Economic globalization and revolution in science and technology have created
historical conditions for more countries to revitalize themselves by pursuing economic
development and mutually beneficial cooperation, and made it possible for more developing
countries to embark on the path of rapid development. Because of this, the size of the world
economy and the potential for development are both increasing, the international community
is better positioned to resist economic and financial crises, and there is stronger impetus for
reforming the international economic system. China's peaceful development conforms with
this global trend. China is glad to see and supports more and more developing countries in
changing their destiny, and it is also glad to see and supports the developed countries in
maintaining prosperity and development.
In the ever-changing world of today, all doctrines, systems, models and paths are
subject to the test of the times and practice. As national conditions vary from country to
country, there is no such thing as a fixed mode of development which claims to be the only
effective one and applicable to all. A path of development is viable only when it suits the
national conditions of a country. China's path of development has taken shape in the Chinese
environment. China is fully aware that taking the path of peaceful development is an
important and long-term process and that the current domestic and foreign environments are
going through profound and complex changes. It will thus better summarize and apply its own
successful experience, draw on the practices of other countries, and stay alert about new
problems and challenges that may arise, so as to open up brighter prospects for peaceful
development.
China cannot develop itself in isolation from the rest of the world, and global
prosperity and stability cannot be maintained without China. China's achievements are
inseparable from its friendly cooperation with the outside world; in pursuing development, it
needs further understanding and support from the rest of the world. We are deeply
appreciative to all the countries and peoples who have shown understanding and solicitude for
and given support and help to China's development. Taking the path of peaceful development
by China with its over one billion population is a great new undertaking in the history of
176
human development, and we do not claim that what we do leaves nothing more to be desired.

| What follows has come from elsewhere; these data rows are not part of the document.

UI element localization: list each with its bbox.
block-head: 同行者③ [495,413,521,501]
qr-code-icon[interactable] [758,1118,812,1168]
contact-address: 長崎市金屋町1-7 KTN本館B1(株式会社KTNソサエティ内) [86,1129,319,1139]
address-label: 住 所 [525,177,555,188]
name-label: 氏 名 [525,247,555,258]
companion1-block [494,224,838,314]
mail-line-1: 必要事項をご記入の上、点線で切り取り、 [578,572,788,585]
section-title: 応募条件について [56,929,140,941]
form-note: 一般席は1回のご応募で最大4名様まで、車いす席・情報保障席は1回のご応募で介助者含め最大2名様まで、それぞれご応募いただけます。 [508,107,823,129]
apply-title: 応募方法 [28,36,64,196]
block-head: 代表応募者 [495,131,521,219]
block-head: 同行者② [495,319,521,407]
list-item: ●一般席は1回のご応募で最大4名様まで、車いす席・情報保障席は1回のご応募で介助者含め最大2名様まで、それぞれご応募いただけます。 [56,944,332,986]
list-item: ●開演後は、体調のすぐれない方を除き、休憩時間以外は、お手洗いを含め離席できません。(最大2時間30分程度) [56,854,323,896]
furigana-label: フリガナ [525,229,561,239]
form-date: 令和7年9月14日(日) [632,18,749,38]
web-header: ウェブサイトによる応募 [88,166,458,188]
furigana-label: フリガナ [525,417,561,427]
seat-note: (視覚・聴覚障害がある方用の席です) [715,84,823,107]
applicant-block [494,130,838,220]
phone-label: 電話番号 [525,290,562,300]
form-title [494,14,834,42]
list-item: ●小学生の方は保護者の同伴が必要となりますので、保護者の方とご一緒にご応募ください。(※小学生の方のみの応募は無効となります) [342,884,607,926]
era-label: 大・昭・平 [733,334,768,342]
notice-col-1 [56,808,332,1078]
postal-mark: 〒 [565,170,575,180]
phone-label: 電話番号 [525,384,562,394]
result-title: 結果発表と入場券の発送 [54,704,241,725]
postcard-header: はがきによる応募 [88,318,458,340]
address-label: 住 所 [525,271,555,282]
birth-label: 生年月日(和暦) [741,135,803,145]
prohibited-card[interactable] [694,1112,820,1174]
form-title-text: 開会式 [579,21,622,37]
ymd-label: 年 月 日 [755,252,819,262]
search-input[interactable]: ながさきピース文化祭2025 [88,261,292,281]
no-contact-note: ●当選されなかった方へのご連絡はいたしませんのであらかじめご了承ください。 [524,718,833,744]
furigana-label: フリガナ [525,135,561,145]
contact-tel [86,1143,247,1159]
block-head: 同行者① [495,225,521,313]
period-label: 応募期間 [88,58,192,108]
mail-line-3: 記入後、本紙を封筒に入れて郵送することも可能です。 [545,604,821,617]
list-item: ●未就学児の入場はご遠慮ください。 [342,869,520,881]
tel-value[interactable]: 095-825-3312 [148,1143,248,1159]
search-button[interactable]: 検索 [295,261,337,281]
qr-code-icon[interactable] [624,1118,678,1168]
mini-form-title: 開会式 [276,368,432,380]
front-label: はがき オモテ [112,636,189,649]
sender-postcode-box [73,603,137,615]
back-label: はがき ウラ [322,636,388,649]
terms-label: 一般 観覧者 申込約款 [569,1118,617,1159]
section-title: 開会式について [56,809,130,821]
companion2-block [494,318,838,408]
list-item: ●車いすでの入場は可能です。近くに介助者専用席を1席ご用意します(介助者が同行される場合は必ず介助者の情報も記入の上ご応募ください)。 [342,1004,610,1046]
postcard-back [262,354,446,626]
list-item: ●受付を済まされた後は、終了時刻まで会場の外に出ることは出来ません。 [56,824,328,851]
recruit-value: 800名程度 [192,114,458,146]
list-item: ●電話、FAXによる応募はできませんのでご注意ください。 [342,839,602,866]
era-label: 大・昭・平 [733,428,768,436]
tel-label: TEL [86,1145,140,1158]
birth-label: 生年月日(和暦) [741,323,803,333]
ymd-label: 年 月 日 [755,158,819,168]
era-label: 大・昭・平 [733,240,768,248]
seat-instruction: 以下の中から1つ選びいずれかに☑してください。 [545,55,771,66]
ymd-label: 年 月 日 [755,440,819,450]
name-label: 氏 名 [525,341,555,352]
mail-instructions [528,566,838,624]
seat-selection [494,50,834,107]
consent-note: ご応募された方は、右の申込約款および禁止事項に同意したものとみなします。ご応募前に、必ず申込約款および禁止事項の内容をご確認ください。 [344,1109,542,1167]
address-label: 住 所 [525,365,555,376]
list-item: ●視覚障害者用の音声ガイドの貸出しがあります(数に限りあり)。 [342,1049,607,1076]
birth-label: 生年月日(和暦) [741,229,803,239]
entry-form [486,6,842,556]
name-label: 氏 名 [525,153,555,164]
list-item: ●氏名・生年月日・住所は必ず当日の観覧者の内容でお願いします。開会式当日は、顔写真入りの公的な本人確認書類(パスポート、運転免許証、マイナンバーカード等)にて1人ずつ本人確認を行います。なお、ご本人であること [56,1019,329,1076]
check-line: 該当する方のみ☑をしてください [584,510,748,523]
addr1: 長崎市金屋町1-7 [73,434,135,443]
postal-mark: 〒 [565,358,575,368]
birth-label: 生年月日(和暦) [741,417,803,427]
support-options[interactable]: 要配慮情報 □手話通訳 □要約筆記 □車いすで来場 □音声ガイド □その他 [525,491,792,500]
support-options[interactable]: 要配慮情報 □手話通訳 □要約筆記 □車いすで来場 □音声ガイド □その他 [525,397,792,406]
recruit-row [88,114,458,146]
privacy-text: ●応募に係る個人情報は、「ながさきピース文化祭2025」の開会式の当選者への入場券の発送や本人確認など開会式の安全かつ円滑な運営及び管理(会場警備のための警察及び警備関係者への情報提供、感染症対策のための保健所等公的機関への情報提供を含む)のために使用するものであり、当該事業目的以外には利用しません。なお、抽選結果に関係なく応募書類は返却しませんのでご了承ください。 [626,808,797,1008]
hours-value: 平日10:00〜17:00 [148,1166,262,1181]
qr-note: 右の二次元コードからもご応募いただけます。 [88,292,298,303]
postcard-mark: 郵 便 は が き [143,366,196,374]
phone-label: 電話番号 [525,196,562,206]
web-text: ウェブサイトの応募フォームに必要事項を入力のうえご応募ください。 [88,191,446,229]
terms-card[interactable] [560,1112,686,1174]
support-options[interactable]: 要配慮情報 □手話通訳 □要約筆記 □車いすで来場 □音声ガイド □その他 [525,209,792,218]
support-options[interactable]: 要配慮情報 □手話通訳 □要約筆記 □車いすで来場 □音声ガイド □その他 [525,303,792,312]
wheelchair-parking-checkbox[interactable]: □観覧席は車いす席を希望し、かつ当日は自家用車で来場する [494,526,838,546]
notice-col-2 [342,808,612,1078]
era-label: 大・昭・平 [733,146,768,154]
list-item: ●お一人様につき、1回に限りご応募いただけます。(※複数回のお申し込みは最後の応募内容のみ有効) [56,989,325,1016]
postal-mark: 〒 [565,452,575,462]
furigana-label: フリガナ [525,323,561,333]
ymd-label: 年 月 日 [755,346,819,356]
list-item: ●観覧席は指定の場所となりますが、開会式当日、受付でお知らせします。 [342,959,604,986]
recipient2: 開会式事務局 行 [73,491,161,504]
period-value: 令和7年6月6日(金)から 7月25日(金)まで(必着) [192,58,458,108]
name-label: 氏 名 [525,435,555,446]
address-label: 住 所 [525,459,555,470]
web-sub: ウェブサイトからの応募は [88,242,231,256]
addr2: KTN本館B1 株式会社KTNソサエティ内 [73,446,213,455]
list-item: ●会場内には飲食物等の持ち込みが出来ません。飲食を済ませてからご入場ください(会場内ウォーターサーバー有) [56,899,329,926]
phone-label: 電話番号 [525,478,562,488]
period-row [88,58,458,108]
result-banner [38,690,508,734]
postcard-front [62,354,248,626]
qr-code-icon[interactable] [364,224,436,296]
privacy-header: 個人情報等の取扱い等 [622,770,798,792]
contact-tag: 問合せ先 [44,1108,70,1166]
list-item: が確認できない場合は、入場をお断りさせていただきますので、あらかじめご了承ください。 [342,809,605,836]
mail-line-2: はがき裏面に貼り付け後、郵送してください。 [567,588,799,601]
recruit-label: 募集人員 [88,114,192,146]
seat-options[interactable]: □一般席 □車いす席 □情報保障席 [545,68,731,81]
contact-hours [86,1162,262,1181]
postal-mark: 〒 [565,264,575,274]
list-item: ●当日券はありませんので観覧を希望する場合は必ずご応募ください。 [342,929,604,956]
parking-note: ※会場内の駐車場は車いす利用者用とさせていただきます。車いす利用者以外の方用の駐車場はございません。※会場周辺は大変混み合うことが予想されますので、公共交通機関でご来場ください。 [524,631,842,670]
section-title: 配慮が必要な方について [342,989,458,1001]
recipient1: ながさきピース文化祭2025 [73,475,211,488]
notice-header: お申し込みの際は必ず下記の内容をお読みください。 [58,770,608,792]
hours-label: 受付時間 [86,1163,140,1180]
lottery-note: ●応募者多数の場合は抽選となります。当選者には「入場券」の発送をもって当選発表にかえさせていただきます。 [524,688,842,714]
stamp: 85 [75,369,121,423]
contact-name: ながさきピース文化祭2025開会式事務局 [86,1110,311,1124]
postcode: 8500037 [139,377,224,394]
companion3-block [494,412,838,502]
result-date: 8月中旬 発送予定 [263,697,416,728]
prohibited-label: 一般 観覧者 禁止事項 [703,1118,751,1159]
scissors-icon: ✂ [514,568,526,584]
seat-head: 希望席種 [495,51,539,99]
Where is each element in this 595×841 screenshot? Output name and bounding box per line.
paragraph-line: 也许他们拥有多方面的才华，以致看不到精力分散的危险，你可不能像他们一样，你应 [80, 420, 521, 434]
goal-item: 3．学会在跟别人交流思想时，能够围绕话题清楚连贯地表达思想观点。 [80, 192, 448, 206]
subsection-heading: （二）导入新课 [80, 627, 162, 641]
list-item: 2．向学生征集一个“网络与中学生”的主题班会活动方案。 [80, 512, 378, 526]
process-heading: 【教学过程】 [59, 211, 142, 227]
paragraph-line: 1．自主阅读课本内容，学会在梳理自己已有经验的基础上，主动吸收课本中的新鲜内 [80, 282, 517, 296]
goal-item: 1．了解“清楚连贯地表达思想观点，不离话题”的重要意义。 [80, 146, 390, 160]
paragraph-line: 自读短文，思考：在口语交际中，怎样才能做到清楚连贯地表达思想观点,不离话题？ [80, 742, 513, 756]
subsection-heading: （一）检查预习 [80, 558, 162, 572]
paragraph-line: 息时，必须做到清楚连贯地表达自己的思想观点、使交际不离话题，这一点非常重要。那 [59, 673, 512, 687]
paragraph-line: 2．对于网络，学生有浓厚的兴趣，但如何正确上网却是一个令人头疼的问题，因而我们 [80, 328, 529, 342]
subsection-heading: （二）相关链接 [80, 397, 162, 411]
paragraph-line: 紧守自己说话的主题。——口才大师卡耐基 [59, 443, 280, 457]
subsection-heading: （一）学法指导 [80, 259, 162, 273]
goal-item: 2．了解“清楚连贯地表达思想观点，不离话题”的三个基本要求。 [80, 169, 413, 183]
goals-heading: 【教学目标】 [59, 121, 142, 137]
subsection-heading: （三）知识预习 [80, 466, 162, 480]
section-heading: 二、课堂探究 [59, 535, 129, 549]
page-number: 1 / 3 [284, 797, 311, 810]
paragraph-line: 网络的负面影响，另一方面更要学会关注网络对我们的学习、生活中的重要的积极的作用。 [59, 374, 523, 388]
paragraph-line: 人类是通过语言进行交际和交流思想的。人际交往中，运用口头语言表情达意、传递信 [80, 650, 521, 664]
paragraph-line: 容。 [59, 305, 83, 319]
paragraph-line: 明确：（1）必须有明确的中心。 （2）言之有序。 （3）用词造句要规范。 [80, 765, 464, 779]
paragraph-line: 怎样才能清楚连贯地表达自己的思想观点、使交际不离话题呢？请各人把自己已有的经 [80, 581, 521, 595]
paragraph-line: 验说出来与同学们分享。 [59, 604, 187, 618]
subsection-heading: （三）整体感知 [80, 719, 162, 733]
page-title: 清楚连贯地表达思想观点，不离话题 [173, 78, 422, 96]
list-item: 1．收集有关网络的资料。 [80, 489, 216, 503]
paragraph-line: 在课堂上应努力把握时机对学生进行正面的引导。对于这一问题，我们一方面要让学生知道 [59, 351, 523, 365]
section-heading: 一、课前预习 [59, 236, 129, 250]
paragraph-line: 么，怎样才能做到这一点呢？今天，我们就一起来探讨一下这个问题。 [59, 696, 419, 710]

We welcome all friendly suggestions and well-intentioned criticism. We sincerely hope that
the international community will have a deeper appreciation of China's time-honored cultural
traditions, and respect its sovereignty, security, territorial integrity and social stability, which
the Chinese people hold dear. We hope that it will appreciate China's need to settle, step by
step, various difficulties in development it faces as the largest developing country, and the
aspiration of the Chinese people to shake off poverty and live a prosperous life. We also hope
that the international community will have confidence in the Chinese people's sincerity and
determination to achieve peaceful development, and support rather than obstruct China's
pursuit of peaceful development.
Looking back at the past and looking ahead to the future, we are convinced that a
prosperous and developing China, a democratic, harmonious and stable country under the rule
of law, will make more contribution to the world. The Chinese people will make unremitting
efforts together with other peoples to bring about a bright future for mankind.